Balığı mutlaka soframızda bulunduralım diyoruz; fakat son yıllarda denizlerdeki kirlilik nedeniyle balık tüketiminde soru işaretleri oluşabiliyor. Son dönemlerde sıklıkla gündemde olan müsilaj nedeniyle pek çok kişi, balık tüketmekten kaçınabiliyor. Her yıl yaklaşık 11 milyon ton plastiğin okyanusa karıştığını ve eğer bugün harekete geçilmezse bu oranın 2040 yılında neredeyse 3 katına çıkacağı uyarısını da hatırlatmakta fayda var.  

Balıkların midesinde mikroplastik parçacıklar bulunuyor, deniz canlılarının nesli hızla tükeniyor. Geçtiğimiz günlerde gördüğüm bir duvar yazısı tüm bunları özetliyor. Siz iyisi mi “İyilik yapın denize atmayın!” Çeşitliliğin azalması, neslin tükenmemesi için balık tüketiminde sürdürülebilir balıkçılık yoluyla sağlanmış balıkları tercih etmenin en önemlisi olduğunu unutmayın. Elbette mevsim ve avlanma yöntemlerini de göz önünde bulundurmak önemli.  

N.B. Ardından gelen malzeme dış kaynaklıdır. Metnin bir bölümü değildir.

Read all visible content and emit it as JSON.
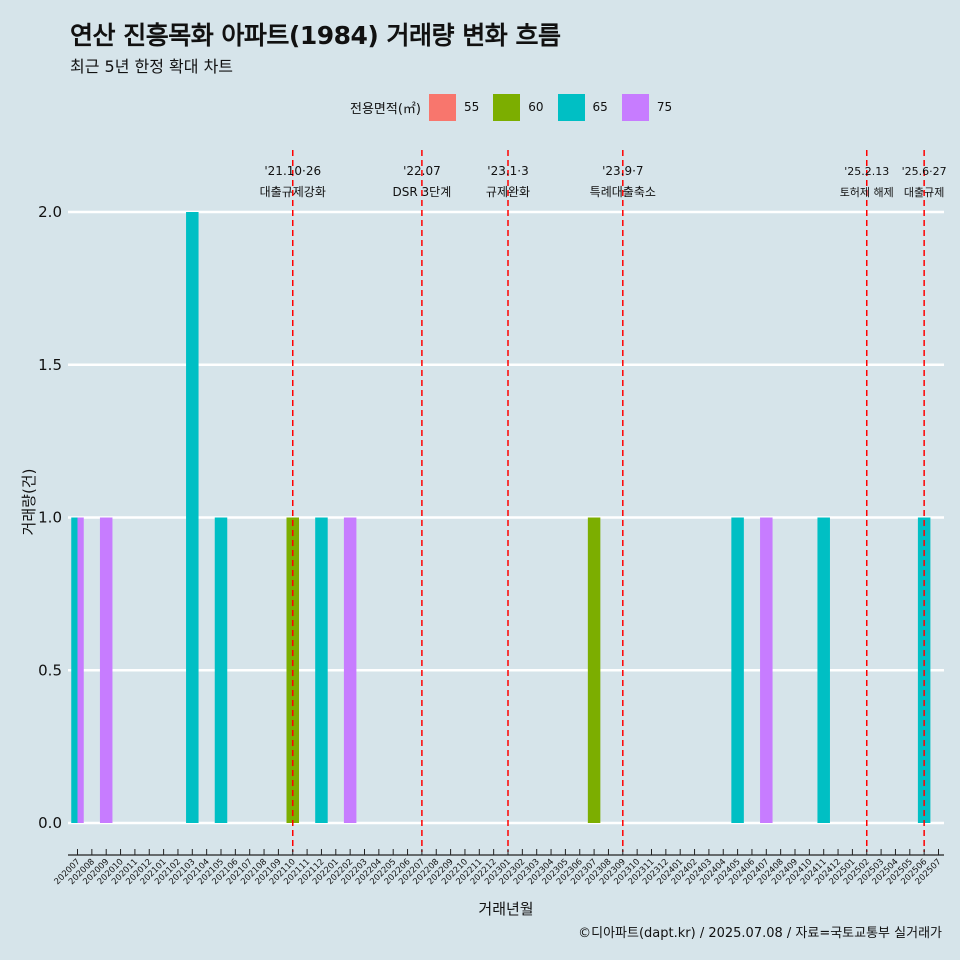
{
  "header": {
    "title": "연산 진흥목화 아파트(1984) 거래량 변화 흐름",
    "subtitle": "최근 5년 한정 확대 차트"
  },
  "legend": {
    "title": "전용면적(㎡)",
    "items": [
      {
        "label": "55",
        "color": "#F8766D"
      },
      {
        "label": "60",
        "color": "#7CAE00"
      },
      {
        "label": "65",
        "color": "#00BFC4"
      },
      {
        "label": "75",
        "color": "#C77CFF"
      }
    ]
  },
  "caption": "©디아파트(dapt.kr) / 2025.07.08 / 자료=국토교통부 실거래가",
  "chart_data": {
    "type": "bar",
    "xlabel": "거래년월",
    "ylabel": "거래량(건)",
    "ylim": [
      0,
      2
    ],
    "yticks": [
      "0.0",
      "0.5",
      "1.0",
      "1.5",
      "2.0"
    ],
    "grid": "horizontal",
    "legend_position": "top",
    "categories": [
      "202007",
      "202008",
      "202009",
      "202010",
      "202011",
      "202012",
      "202101",
      "202102",
      "202103",
      "202104",
      "202105",
      "202106",
      "202107",
      "202108",
      "202109",
      "202110",
      "202111",
      "202112",
      "202201",
      "202202",
      "202203",
      "202204",
      "202205",
      "202206",
      "202207",
      "202208",
      "202209",
      "202210",
      "202211",
      "202212",
      "202301",
      "202302",
      "202303",
      "202304",
      "202305",
      "202306",
      "202307",
      "202308",
      "202309",
      "202310",
      "202311",
      "202312",
      "202401",
      "202402",
      "202403",
      "202404",
      "202405",
      "202406",
      "202407",
      "202408",
      "202409",
      "202410",
      "202411",
      "202412",
      "202501",
      "202502",
      "202503",
      "202504",
      "202505",
      "202506",
      "202507"
    ],
    "series": [
      {
        "name": "55",
        "color": "#F8766D",
        "values": [
          0,
          0,
          0,
          0,
          0,
          0,
          0,
          0,
          0,
          0,
          0,
          0,
          0,
          0,
          0,
          0,
          0,
          0,
          0,
          0,
          0,
          0,
          0,
          0,
          0,
          0,
          0,
          0,
          0,
          0,
          0,
          0,
          0,
          0,
          0,
          0,
          0,
          0,
          0,
          0,
          0,
          0,
          0,
          0,
          0,
          0,
          0,
          0,
          0,
          0,
          0,
          0,
          0,
          0,
          0,
          0,
          0,
          0,
          0,
          0,
          0
        ]
      },
      {
        "name": "60",
        "color": "#7CAE00",
        "values": [
          0,
          0,
          0,
          0,
          0,
          0,
          0,
          0,
          0,
          0,
          0,
          0,
          0,
          0,
          0,
          1,
          0,
          0,
          0,
          0,
          0,
          0,
          0,
          0,
          0,
          0,
          0,
          0,
          0,
          0,
          0,
          0,
          0,
          0,
          0,
          0,
          1,
          0,
          0,
          0,
          0,
          0,
          0,
          0,
          0,
          0,
          0,
          0,
          0,
          0,
          0,
          0,
          0,
          0,
          0,
          0,
          0,
          0,
          0,
          0,
          0
        ]
      },
      {
        "name": "65",
        "color": "#00BFC4",
        "values": [
          1,
          0,
          0,
          0,
          0,
          0,
          0,
          0,
          2,
          0,
          1,
          0,
          0,
          0,
          0,
          0,
          0,
          1,
          0,
          0,
          0,
          0,
          0,
          0,
          0,
          0,
          0,
          0,
          0,
          0,
          0,
          0,
          0,
          0,
          0,
          0,
          0,
          0,
          0,
          0,
          0,
          0,
          0,
          0,
          0,
          0,
          1,
          0,
          0,
          0,
          0,
          0,
          1,
          0,
          0,
          0,
          0,
          0,
          0,
          1,
          0
        ]
      },
      {
        "name": "75",
        "color": "#C77CFF",
        "values": [
          1,
          0,
          1,
          0,
          0,
          0,
          0,
          0,
          0,
          0,
          0,
          0,
          0,
          0,
          0,
          0,
          0,
          0,
          0,
          1,
          0,
          0,
          0,
          0,
          0,
          0,
          0,
          0,
          0,
          0,
          0,
          0,
          0,
          0,
          0,
          0,
          0,
          0,
          0,
          0,
          0,
          0,
          0,
          0,
          0,
          0,
          0,
          0,
          1,
          0,
          0,
          0,
          0,
          0,
          0,
          0,
          0,
          0,
          0,
          0,
          0
        ]
      }
    ],
    "annotations": [
      {
        "at": "202110",
        "date": "'21.10·26",
        "text": "대출규제강화"
      },
      {
        "at": "202207",
        "date": "'22.07",
        "text": "DSR 3단계"
      },
      {
        "at": "202301",
        "date": "'23.1·3",
        "text": "규제완화"
      },
      {
        "at": "202309",
        "date": "'23.9·7",
        "text": "특례대출축소"
      },
      {
        "at": "202502",
        "date": "'25.2.13",
        "text": "토허제 해제"
      },
      {
        "at": "202506",
        "date": "'25.6·27",
        "text": "대출규제"
      }
    ]
  }
}
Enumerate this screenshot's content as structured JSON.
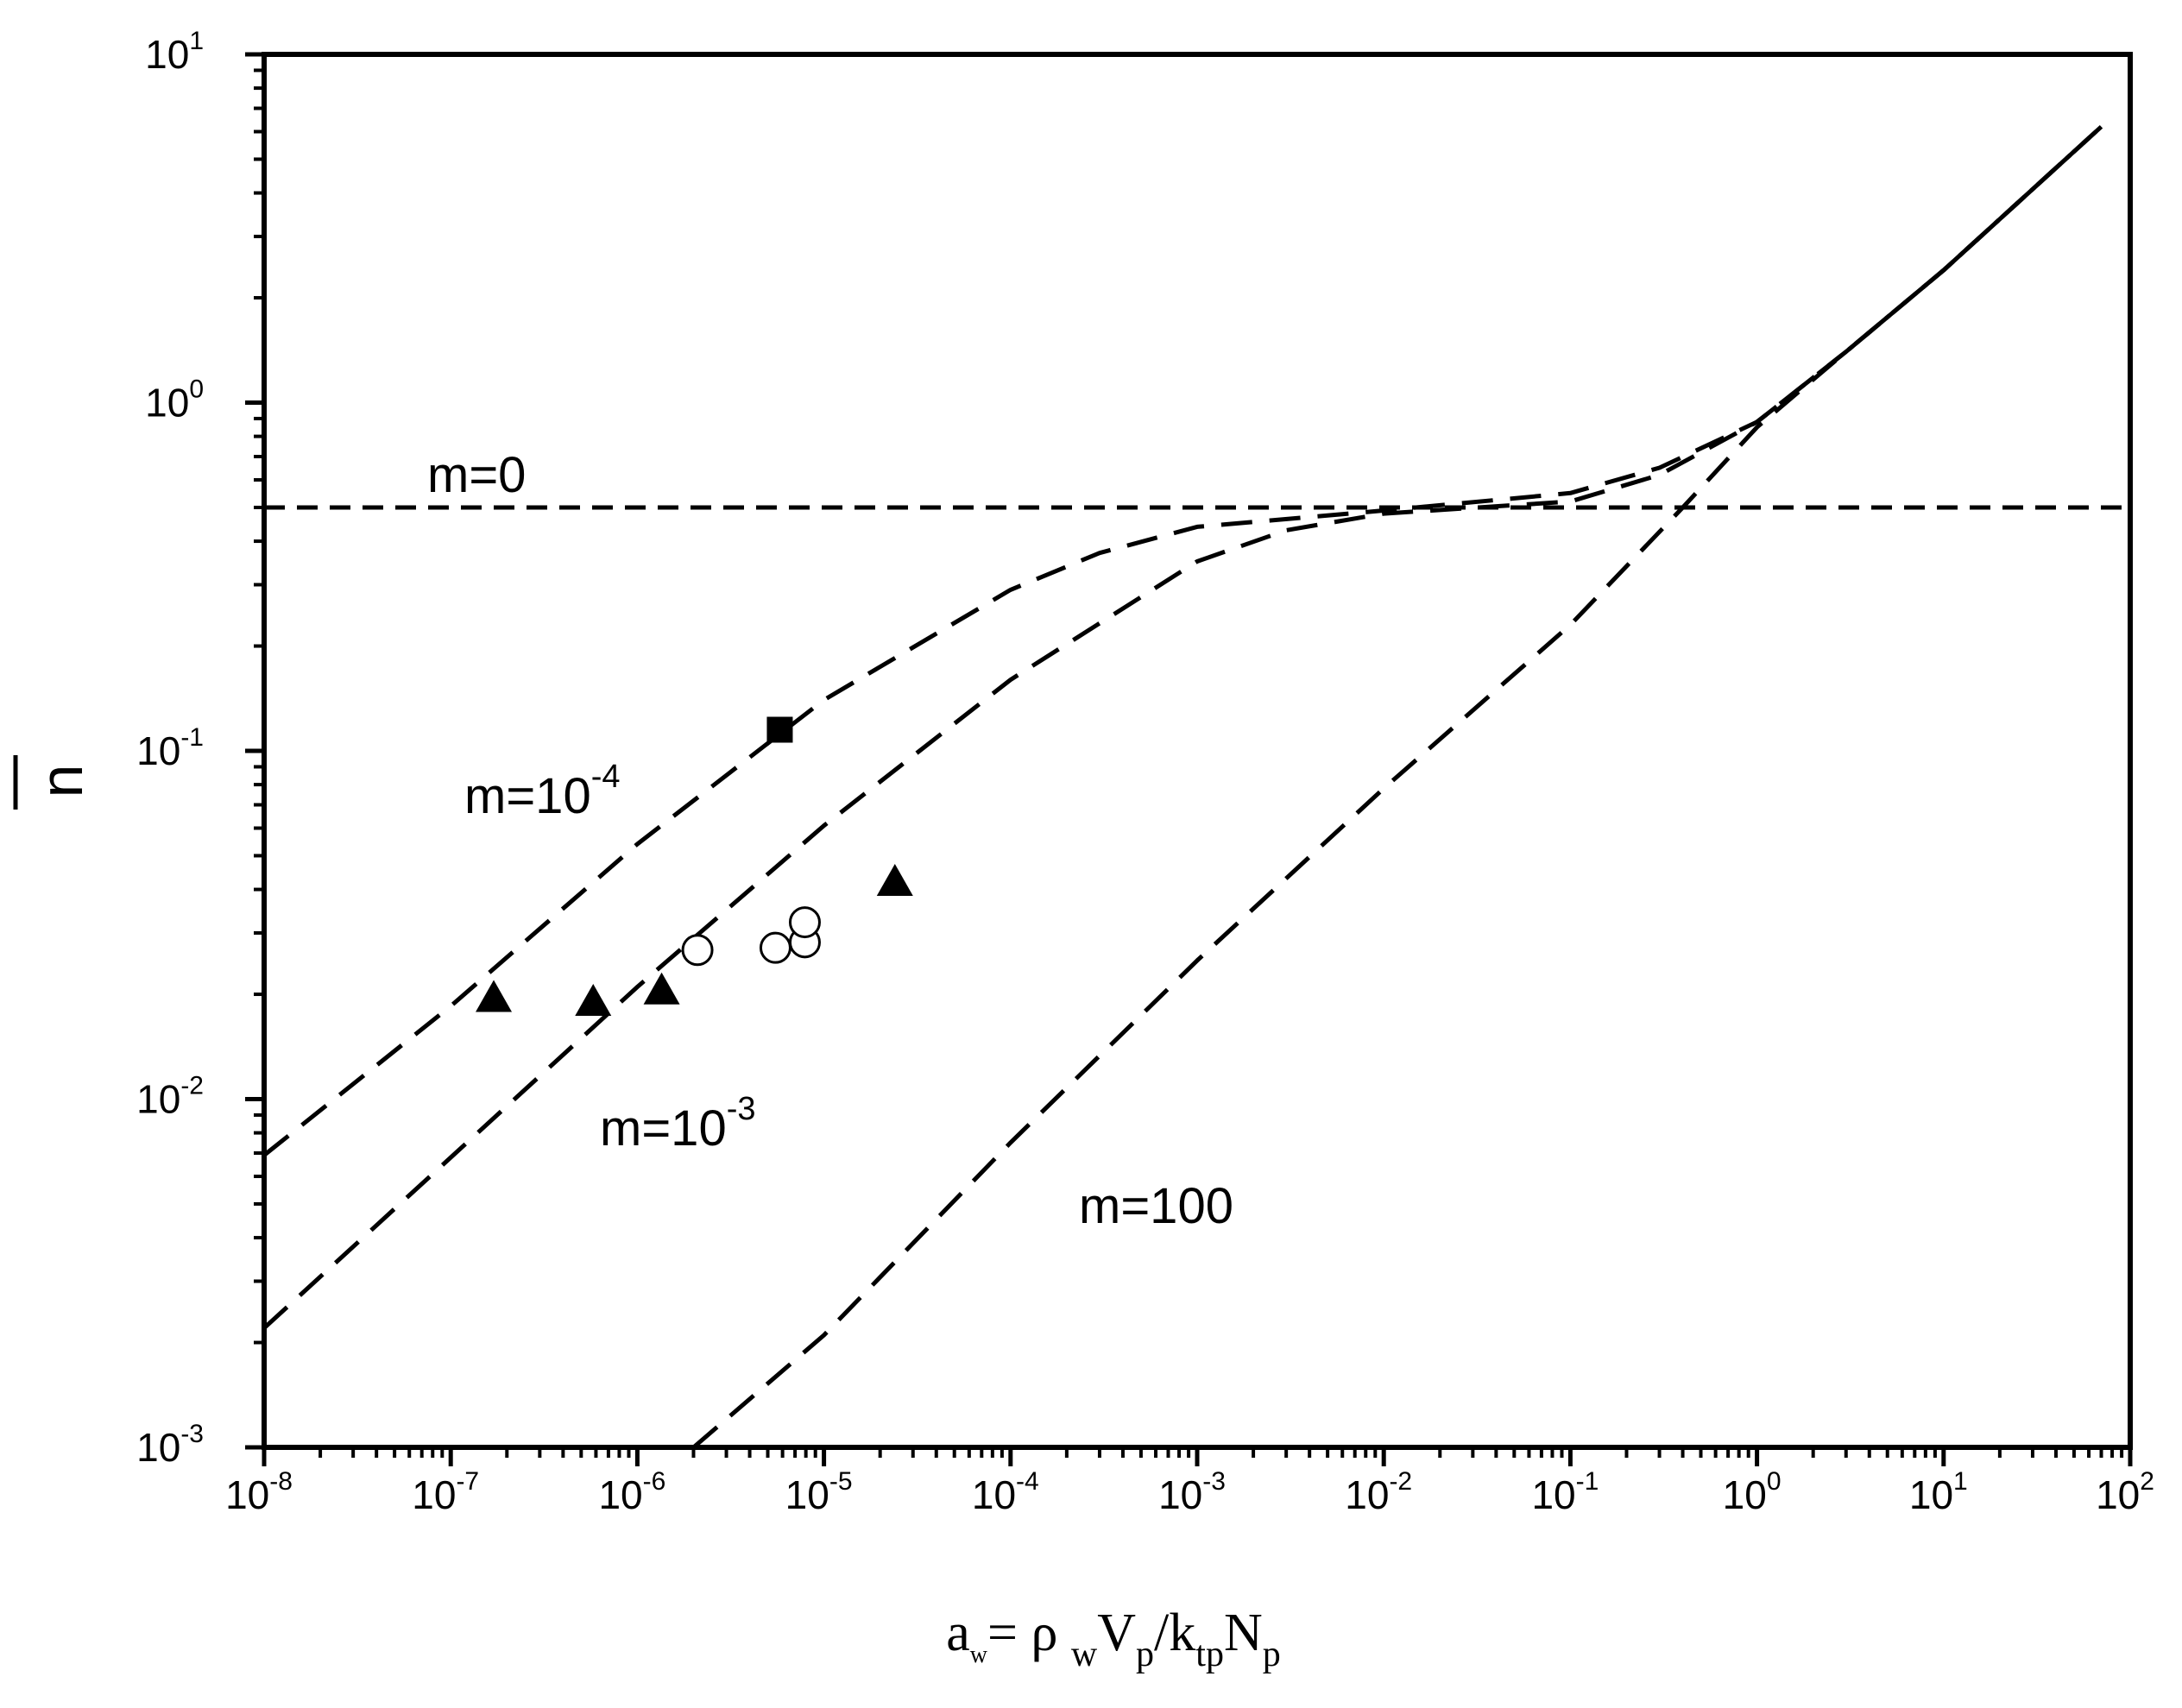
{
  "chart_data": {
    "type": "scatter",
    "title": "",
    "xscale": "log",
    "yscale": "log",
    "xlim": [
      1e-08,
      100
    ],
    "ylim": [
      0.001,
      10
    ],
    "grid": false,
    "x_ticks": [
      {
        "base": "10",
        "exp": "-8"
      },
      {
        "base": "10",
        "exp": "-7"
      },
      {
        "base": "10",
        "exp": "-6"
      },
      {
        "base": "10",
        "exp": "-5"
      },
      {
        "base": "10",
        "exp": "-4"
      },
      {
        "base": "10",
        "exp": "-3"
      },
      {
        "base": "10",
        "exp": "-2"
      },
      {
        "base": "10",
        "exp": "-1"
      },
      {
        "base": "10",
        "exp": "0"
      },
      {
        "base": "10",
        "exp": "1"
      },
      {
        "base": "10",
        "exp": "2"
      }
    ],
    "y_ticks": [
      {
        "base": "10",
        "exp": "-3"
      },
      {
        "base": "10",
        "exp": "-2"
      },
      {
        "base": "10",
        "exp": "-1"
      },
      {
        "base": "10",
        "exp": "0"
      },
      {
        "base": "10",
        "exp": "1"
      }
    ],
    "xlabel": {
      "a": "a",
      "w_sub": "w",
      "eq": "= ρ ",
      "w2": "w",
      "V": "V",
      "p1": "p",
      "slash_k": "/k",
      "tp": "tp",
      "N": "N",
      "p2": "p"
    },
    "ylabel": "n",
    "series": [
      {
        "name": "m=0",
        "style": "dashed",
        "label": {
          "base": "m=0",
          "sup": ""
        },
        "points": [
          [
            1e-08,
            0.5
          ],
          [
            100,
            0.5
          ]
        ]
      },
      {
        "name": "m=10-4",
        "style": "dashed",
        "label": {
          "base": "m=10",
          "sup": "-4"
        },
        "points": [
          [
            1e-08,
            0.0069
          ],
          [
            1e-07,
            0.0185
          ],
          [
            1e-06,
            0.054
          ],
          [
            1e-05,
            0.14
          ],
          [
            0.0001,
            0.29
          ],
          [
            0.0003,
            0.37
          ],
          [
            0.001,
            0.44
          ],
          [
            0.01,
            0.49
          ],
          [
            0.1,
            0.55
          ],
          [
            0.3,
            0.65
          ],
          [
            1,
            0.88
          ],
          [
            3,
            1.4
          ],
          [
            10,
            2.4
          ],
          [
            70,
            6.2
          ]
        ]
      },
      {
        "name": "m=10-3",
        "style": "dashed",
        "label": {
          "base": "m=10",
          "sup": "-3"
        },
        "points": [
          [
            1e-08,
            0.0022
          ],
          [
            1e-07,
            0.0068
          ],
          [
            1e-06,
            0.021
          ],
          [
            1e-05,
            0.061
          ],
          [
            0.0001,
            0.16
          ],
          [
            0.001,
            0.35
          ],
          [
            0.003,
            0.43
          ],
          [
            0.01,
            0.48
          ],
          [
            0.1,
            0.52
          ],
          [
            0.3,
            0.62
          ],
          [
            1,
            0.88
          ],
          [
            3,
            1.4
          ],
          [
            10,
            2.4
          ],
          [
            70,
            6.2
          ]
        ]
      },
      {
        "name": "m=100",
        "style": "dashed",
        "label": {
          "base": "m=100",
          "sup": ""
        },
        "points": [
          [
            2e-06,
            0.001
          ],
          [
            1e-05,
            0.0021
          ],
          [
            0.0001,
            0.0075
          ],
          [
            0.001,
            0.025
          ],
          [
            0.01,
            0.078
          ],
          [
            0.1,
            0.23
          ],
          [
            0.4,
            0.5
          ],
          [
            1,
            0.85
          ],
          [
            3,
            1.4
          ],
          [
            10,
            2.4
          ],
          [
            70,
            6.2
          ]
        ]
      }
    ],
    "markers": [
      {
        "name": "filled-squares",
        "shape": "square",
        "filled": true,
        "points": [
          [
            5.8e-06,
            0.115
          ]
        ]
      },
      {
        "name": "filled-triangles",
        "shape": "triangle",
        "filled": true,
        "points": [
          [
            1.7e-07,
            0.0195
          ],
          [
            5.8e-07,
            0.019
          ],
          [
            1.35e-06,
            0.0205
          ],
          [
            2.4e-05,
            0.042
          ]
        ]
      },
      {
        "name": "open-circles",
        "shape": "circle",
        "filled": false,
        "points": [
          [
            2.1e-06,
            0.0268
          ],
          [
            5.5e-06,
            0.0272
          ],
          [
            7.9e-06,
            0.0282
          ],
          [
            7.9e-06,
            0.0322
          ]
        ]
      }
    ]
  }
}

Nasıl sebze ve meyveleri mevsiminde tüketmeniz gerekiyorsa balıkları da aynı şekilde tüketmeye özen göstermelisiniz. Balıkçılığın sürdürülebilir olması için geleneksel balıkçılığı önemsemeli, deniz ve su kaynaklarındaki biyoçeşitliliği korumalıyız. Geçtiğimiz yıl Science Advances dergisinde yayımlanan, Cornell and Columbia University tarafından yürütülen çalışma, balık biyoçeşitliliğinin azalmasının insan beslenmesi için risk oluşturduğunu gösteriyor.